Фуэнтеса слегка покоробило это "Исабель". Благовоспитанный сеньор должен говорить о жене не иначе как "моя супруга", упоминая по имени лишь сестёр и дочерей. В самом крайнем случае дозволялось сказать о своей половине "сеньора такая-то", или "донья такая-то", если речь шла о знатной даме. Но… что взять с иноземца? Иди знай, какие на этот счёт порядки в Московии.
- Очень жаль, - сказал он, отпив глоток великолепного белого вина - между прочим, не местного, а французского. Ещё из тех запасов, что бросили отступавшие лягушатники. - Ваша прекрасная супруга могла бы быть истинным украшением нашего общества.
- Если всё сложится благополучно, мы обязательно приедем всей семьёй, - проговорил Влад.
"Если всё сложится благополучно, - мысленно повторил он, любуясь игрой света в хрустальном бокале, наполненном золотистым вином. - Молите Бога, дон Игнасио, чтобы он дал вам достаточно мудрости.
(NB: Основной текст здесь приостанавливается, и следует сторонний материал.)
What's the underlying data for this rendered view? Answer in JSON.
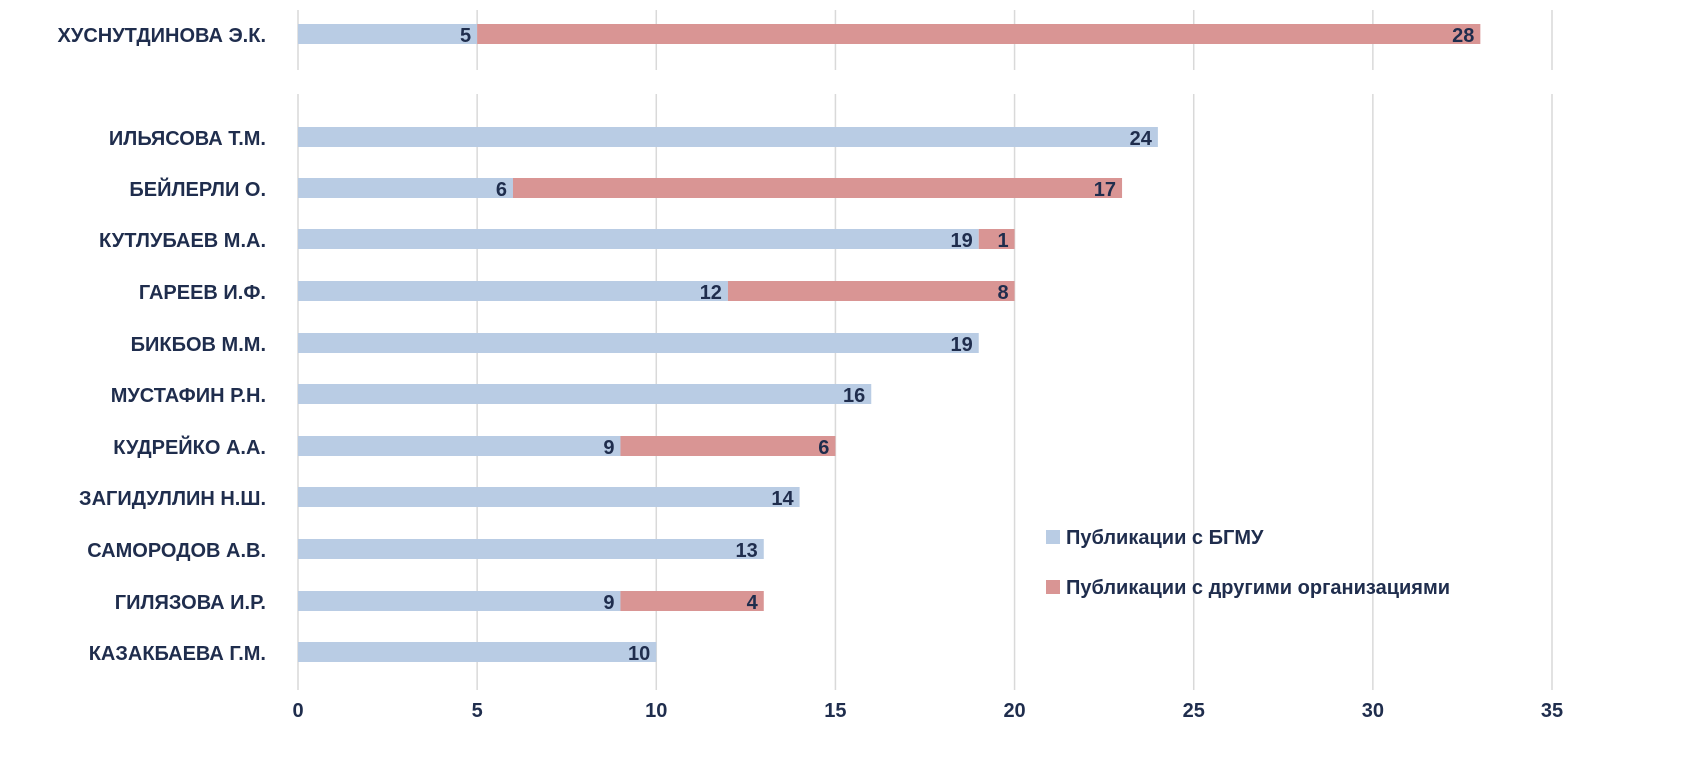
{
  "colors": {
    "bgmu": "#b9cce4",
    "other": "#d99594",
    "text": "#1f2d4d",
    "grid": "#d9d9d9"
  },
  "chart_data": {
    "type": "bar",
    "orientation": "horizontal",
    "stacked": true,
    "categories": [
      "ХУСНУТДИНОВА Э.К.",
      "ИЛЬЯСОВА Т.М.",
      "БЕЙЛЕРЛИ О.",
      "КУТЛУБАЕВ М.А.",
      "ГАРЕЕВ И.Ф.",
      "БИКБОВ М.М.",
      "МУСТАФИН Р.Н.",
      "КУДРЕЙКО А.А.",
      "ЗАГИДУЛЛИН Н.Ш.",
      "САМОРОДОВ А.В.",
      "ГИЛЯЗОВА И.Р.",
      "КАЗАКБАЕВА Г.М."
    ],
    "series": [
      {
        "name": "Публикации с БГМУ",
        "color": "#b9cce4",
        "values": [
          5,
          24,
          6,
          19,
          12,
          19,
          16,
          9,
          14,
          13,
          9,
          10
        ]
      },
      {
        "name": "Публикации с другими организациями",
        "color": "#d99594",
        "values": [
          28,
          null,
          17,
          1,
          8,
          null,
          null,
          6,
          null,
          null,
          4,
          null
        ]
      }
    ],
    "xlim": [
      0,
      35
    ],
    "xticks": [
      "0",
      "5",
      "10",
      "15",
      "20",
      "25",
      "30",
      "35"
    ],
    "grid": "vertical",
    "legend": "bottom-right"
  }
}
Иначе я найду вам замену".
Перо и чернильница.
Король Испании Карлос Второй испытывал стойкое отвращение к этим канцелярским принадлежностям. Но раз обещано матушке "чем-нибудь заняться" - извольте, король держит своё слово… Карлос чувствовал себя уязвлённым. Разве родная мать не склонилась перед ним в день его четырнадцатилетия? Почему она, формально признав его полновластным монархом, продолжает вести себя по прежнему? Полным ходом идут переговоры о его браке с Марией-Луизой, дочерью Филиппа Орлеанского, племянницей французского короля. Это уже о многом говорит. Но королева-мать продолжает считать Карлоса неразумным ребёнком и править страной от его имени, словно сына не существует!… Обида оказалась столь велика, что юный король пересилил себя и повелел принести ему письменный прибор.
Что ж, он докажет матери, что давно вырос.
Разумеется, официальная переписка составлялась несколько иначе. Однако это было первое письмо подобного рода, которое Карлос написал своей рукой, минуя секретарей, которые тут же побежали бы к матушке с докладом. Ежели матушка узнает содержание письма и имя конечного адресата - крику не оберёшься. Однако юный король, хилый наследник своего могущественного отца Филиппа IV, твёрдо порешил взять наконец власть в свои руки. А если так, то он должен вести политику по своему разумению.